So summer seems to have arrived in the UK and it's a slow news day. In the meantime, Rafe's off to the USA for Orange Partner Camp, Ewan's been busy playing with his Nokia E61 and promoting unsigned music bands on national radio, and I've been trying to extend my big comparison table of Series 60 hardware - except that I've still got more question marks than I'd like - can you help fill in any of the blanks?
Here are two session summaries from Orange Code Camp Opio (October 2005). Engineering with a Business Plan (part of a starting up guide) looked at the business side of mobile software development. While Developing for the Sony Ericsson P990 examined the developer options for Sony Ericsson's UIQ super phone. Orange's next biannual developer event, which I'll be attending, starts on Monday and we will be bringing you more developer coverage in the near future.
Here's an interesting addition to the S60 freeware canon. MobiFlirt is a S60 client for the worldwide craze, in which your smartphone checks out the local 'talent' for you. Never mind being nervous, your smartphone now does the chatting up for you! The mind boggles...
Opera has announced Opera Mobile 8.60, their native browser for S60 smartphones, which is now compatible with S60 3rd Edition devices such as the Nokia 3250, N91, etc. Highlights of 8.60 include auto-completion for URL entry, password manager for easy logins, improved smooth scrolling, a new skin and the ability to read and bookmark newsfeeds. Full press release after the break...
Nokia's Research Centre has posted up the binary files that will allow you to run an Apache server on your S60 smartphone. As well as the server files, there is a mod to allow Python integration, so you can use the scripting language to power the web page generation.
There's a new release of Opera Mini now available. Version 2 of the most popular mobile browser in the world adds favourite-speed-dial, better navigation and extra search engine selection. The full press release follows.
This S60 Blog page has some sample video footage taken on the Nokia N93 (warning: Quicktime, broadband and patience required!). Great clarity, though I'm not convinced about the claimed 30 frames per second yet - maybe they've not optimised the code yet?
Symbian Themes has announced it has now converted all of its existing themes to be compatiable with S60 3rd Edition. That means there are now more than 5000 themes available for the Nokia 3250 and other 3rd Edition phones (one for every day of the next 13 years). Symbian Themes has almost 10,000 customisation elements for your S60 phone ranging from themes, to wallpapers, operator logo and fonts.
Following last week's 48 hour poll to take a snapshot of the Symbian-powered smartphones you're currently using and your plans for the future, Steve Litchfield picks through the stats and draws out a few surprises.

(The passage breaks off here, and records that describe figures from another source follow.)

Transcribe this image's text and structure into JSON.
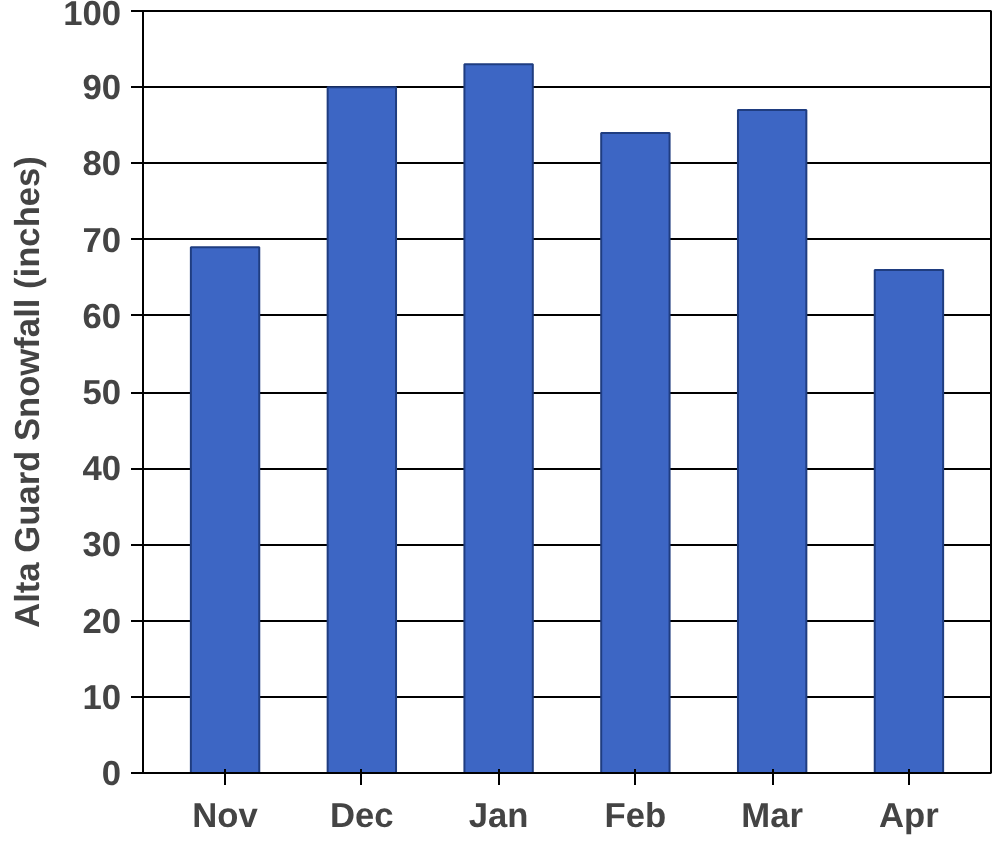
{
  "chart_data": {
    "type": "bar",
    "ylabel": "Alta Guard Snowfall (inches)",
    "categories": [
      "Nov",
      "Dec",
      "Jan",
      "Feb",
      "Mar",
      "Apr"
    ],
    "values": [
      69,
      90,
      93,
      84,
      87,
      66
    ],
    "color": "#3d66c4",
    "ylim": [
      0,
      100
    ],
    "yticks": [
      0,
      10,
      20,
      30,
      40,
      50,
      60,
      70,
      80,
      90,
      100
    ],
    "grid": "y"
  }
}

In this feature article, Nokia N91 - Real World Usage, Rafe takes a closer look at Nokia's new music smartphone. In an addendum to our review he discusses the device from various usage stand points and concludes the N91 is the best converged smartphone music device currently available, but may not be for everyone.
Hey, listen up! There's a whole new release (1.69) of OggPlay on the loose for all S60, Series 80 and Series 90 users. So that's basically the whole Symbian world apart from UIQ users (who are still on 1.1). S60 3rd Edition users read on...
A bunch of AAS readers (including me) are trying to gather some data on write speeds to 512MB and 1GB cards of different makes, in an attempt to sort out why Kingston 1GB cards cause jerky video recording and lost application assignments. Can you help?